Joerg Bradel schrieb:
Und der Blindleistungsaustausch mit der übergeordneten Netzebene wird mit eben der vereinbart. Nur Geld zu zahlen, wenn man sich aus dem Cos phi = 0,9 Fächer bewegt finde ich langweilig. Wenn man spannungsstützend Q einspeisen kann, sollte man das tun und nicht nur als Generator.

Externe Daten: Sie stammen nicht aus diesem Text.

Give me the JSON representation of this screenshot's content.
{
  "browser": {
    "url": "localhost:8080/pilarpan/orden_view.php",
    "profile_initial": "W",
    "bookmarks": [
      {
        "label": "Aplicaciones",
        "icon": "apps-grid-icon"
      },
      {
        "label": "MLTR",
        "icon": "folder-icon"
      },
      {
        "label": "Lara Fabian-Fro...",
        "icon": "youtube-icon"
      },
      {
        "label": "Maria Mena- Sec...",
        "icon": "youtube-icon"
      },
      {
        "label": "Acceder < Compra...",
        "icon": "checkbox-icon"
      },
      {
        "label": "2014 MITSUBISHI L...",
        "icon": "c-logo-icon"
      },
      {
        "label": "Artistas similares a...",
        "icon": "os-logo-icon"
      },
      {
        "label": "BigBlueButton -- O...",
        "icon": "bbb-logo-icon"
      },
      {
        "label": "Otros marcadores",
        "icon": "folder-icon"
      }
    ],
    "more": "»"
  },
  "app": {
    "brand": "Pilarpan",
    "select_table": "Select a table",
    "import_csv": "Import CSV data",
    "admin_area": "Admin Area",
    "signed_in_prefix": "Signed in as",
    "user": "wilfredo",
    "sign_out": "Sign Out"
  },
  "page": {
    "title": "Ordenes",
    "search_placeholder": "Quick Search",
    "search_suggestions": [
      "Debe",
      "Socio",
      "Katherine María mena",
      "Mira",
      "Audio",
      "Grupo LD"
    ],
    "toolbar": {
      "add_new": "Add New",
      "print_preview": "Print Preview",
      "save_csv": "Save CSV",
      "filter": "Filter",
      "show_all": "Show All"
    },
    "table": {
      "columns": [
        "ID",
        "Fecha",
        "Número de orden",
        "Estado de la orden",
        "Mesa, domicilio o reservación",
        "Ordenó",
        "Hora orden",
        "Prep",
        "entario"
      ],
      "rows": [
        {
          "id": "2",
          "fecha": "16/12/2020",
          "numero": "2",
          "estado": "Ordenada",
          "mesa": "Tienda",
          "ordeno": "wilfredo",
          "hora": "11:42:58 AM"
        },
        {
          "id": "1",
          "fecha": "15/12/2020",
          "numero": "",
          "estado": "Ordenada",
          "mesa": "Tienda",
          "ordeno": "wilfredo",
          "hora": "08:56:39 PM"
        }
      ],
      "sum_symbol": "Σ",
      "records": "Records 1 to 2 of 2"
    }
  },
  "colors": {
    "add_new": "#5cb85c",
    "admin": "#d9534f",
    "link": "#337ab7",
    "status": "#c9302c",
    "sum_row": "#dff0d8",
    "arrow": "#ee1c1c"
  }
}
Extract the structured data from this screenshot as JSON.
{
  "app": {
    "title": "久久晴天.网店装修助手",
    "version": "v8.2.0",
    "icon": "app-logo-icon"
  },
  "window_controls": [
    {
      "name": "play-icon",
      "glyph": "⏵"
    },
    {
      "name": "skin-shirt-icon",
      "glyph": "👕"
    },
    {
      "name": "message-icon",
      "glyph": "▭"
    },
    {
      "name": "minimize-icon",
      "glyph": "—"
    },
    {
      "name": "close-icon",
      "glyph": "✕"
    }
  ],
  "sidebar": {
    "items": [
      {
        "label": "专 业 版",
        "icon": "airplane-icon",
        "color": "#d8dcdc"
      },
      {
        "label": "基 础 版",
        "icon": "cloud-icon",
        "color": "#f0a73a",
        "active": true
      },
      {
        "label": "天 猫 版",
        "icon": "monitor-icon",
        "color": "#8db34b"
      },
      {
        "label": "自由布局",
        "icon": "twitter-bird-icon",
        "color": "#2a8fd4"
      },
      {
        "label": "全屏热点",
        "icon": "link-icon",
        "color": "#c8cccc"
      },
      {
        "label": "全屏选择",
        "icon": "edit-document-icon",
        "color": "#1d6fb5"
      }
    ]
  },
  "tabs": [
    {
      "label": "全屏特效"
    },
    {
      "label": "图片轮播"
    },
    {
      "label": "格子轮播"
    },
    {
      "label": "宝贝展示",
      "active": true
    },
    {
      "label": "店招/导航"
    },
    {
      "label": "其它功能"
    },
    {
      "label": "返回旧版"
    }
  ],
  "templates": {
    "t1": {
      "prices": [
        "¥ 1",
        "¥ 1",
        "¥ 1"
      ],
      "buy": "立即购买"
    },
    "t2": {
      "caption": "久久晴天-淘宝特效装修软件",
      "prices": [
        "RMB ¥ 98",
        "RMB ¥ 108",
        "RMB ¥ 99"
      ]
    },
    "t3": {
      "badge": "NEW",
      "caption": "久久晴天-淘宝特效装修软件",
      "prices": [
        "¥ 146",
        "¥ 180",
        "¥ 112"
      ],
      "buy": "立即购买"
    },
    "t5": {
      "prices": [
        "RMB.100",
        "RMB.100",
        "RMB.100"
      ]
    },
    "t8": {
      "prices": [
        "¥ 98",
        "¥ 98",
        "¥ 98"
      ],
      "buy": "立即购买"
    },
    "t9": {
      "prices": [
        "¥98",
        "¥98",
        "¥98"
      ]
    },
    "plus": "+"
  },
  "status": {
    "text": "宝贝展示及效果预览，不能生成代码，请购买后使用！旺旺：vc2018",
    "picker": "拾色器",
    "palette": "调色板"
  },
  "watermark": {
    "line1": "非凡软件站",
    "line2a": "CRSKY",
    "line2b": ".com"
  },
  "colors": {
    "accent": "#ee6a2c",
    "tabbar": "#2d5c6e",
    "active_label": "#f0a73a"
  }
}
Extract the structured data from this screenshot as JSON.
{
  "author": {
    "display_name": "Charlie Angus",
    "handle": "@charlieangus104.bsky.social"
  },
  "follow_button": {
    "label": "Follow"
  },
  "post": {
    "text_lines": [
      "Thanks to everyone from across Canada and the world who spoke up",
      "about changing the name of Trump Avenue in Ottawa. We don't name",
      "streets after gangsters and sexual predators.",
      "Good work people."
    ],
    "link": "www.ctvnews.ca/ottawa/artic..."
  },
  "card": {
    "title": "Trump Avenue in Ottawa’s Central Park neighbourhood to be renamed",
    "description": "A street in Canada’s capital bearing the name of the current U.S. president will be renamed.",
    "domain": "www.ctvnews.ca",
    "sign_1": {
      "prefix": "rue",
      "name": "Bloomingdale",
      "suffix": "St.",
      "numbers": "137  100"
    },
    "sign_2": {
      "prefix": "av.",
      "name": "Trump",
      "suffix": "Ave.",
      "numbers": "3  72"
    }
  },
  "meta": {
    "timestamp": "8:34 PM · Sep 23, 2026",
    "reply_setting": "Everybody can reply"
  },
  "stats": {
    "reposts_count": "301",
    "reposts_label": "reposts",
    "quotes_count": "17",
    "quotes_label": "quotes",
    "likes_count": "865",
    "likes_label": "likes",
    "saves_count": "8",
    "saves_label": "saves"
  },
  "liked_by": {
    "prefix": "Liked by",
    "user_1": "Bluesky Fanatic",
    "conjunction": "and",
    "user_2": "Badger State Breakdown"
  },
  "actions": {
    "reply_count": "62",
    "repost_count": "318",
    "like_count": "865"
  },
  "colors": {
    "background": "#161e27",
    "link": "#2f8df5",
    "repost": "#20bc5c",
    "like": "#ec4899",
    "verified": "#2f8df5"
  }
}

Ohne Prüfprotokoll kein Zertifikat, ohne Zertifikat kein Netzanschluss. Die Technischen Richtlinien der FGW beziehen sich auf die BDEW MS-Richlinie. Das hat schon recht verbindlichen Charakter. Juristisch war sie angreifbar, weil es keine "allgemein anerkannte Regel der Technik" dargestellt hatte - mittlerweile sitzen im FNN aber auch die anderen Aktuere am Tisch, damit können Anwendungsregeln wie die 4105 oder 4015 nicht mehr als wenig bodenhaftes Wunschkonzert der Netzbetreiber abqualifiziert werden.
Mancher Park kann ohne P auch kein Q einspeisen. Das ist für Leistungselektronik aber kein Problem - sondern da müssen nur Modelle zu Kompensation der Wirkleistungsverlusten gefunden werden. Enerkon hat ein Business-Modell wie IBM mit seinen Mainfraimes: Wenn man es will, kann die Eigenschaft freigeschaltet werden, dass Blindleistung auch bei P=0 bereitgestellt wird. STATCOM S. 31.
Für Wind und PV ist die Übergangsfrist längst abgelaufen. Bei Verbrennungskraftmaschinen gab's bis vor kurzem noch kein Prüfprotokoll zum Nachweis der LVRT-Eigenschaft. Daher darf man Zertifikate bis Ende nächsten Jahres noch nachliefern.
Wind gibt's auch im Sommer, aber es schneit nicht so häufig, um die Aerodynamik zu verbessern. Manchmal fliegt aber anderes Zeug bei Wind in der Luft rum. Spargelplanen zum Beispiel.